Chapter Summaries & Analyses

Chapter 9, Section 78 Summary: “Autonomy and Objectivity”

Rawls writes that:

 

[A] well-ordered society affirms the autonomy of persons and encourages the objectivity of their considered judgments of justice. Any doubts that its members may entertain about the soundness of their moral sentiments when they reflect upon how these dispositions were acquired may be dispelled by seeing that their convictions match the principles which would be chosen in the original position or, if they do not, by revising their judgments so that they do (456).

 

Rawls states that “the moral conception adopted is independent of natural contingencies and accidental social circumstances” (451). Therefore, moral sense conforms to fair principles, and when acting from such principles, persons act autonomously: “[T]hey are acting from principles that they would acknowledge under conditions that best express their nature as free and equal rational beings” (452).
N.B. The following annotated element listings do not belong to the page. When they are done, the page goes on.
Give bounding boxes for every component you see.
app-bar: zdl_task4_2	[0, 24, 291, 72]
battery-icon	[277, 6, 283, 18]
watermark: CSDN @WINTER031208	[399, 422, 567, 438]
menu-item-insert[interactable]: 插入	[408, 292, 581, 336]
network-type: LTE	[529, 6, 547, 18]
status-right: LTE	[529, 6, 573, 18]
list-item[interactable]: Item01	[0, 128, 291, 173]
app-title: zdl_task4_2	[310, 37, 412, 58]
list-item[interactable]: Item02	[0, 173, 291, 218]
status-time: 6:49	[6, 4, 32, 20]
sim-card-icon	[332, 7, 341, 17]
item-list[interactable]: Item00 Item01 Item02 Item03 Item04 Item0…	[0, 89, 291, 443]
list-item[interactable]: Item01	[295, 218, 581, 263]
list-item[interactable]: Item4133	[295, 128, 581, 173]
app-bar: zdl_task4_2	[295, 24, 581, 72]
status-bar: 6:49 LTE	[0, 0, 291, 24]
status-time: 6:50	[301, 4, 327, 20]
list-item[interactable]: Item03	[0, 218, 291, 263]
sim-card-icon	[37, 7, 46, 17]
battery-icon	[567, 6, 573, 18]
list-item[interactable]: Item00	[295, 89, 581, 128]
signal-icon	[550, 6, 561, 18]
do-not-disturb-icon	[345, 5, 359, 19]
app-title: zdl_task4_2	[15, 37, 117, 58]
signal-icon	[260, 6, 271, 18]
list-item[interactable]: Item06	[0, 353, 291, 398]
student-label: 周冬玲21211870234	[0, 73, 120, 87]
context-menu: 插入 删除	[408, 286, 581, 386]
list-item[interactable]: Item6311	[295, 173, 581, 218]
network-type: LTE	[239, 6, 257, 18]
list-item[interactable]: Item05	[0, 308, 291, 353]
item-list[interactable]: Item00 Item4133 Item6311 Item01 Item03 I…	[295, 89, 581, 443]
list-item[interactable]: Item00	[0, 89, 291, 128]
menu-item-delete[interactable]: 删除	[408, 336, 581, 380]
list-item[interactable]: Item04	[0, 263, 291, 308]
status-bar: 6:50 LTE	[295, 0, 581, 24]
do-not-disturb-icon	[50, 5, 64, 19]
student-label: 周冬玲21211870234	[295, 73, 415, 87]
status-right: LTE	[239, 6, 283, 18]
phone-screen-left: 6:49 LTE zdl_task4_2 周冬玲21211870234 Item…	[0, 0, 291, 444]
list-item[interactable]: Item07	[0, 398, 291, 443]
The principles of moral psychology are agencies persons utilize to reach a complete understanding, but a person’s conception of right is ultimately set independently for themselves.

 

Under the contract view and in the original position, autonomy and objectivity are compatible. Justice-as-fairness does not dictate that the conscientious judgments of a person always be respected or that persons may form whatever moral convictions they desire. Actions based on conscious directives may violate the principles: “[A] person’s conscience is misguided when he seeks to impose on us conditions that violate the principles to which we would each consent in [the original] situation” (455).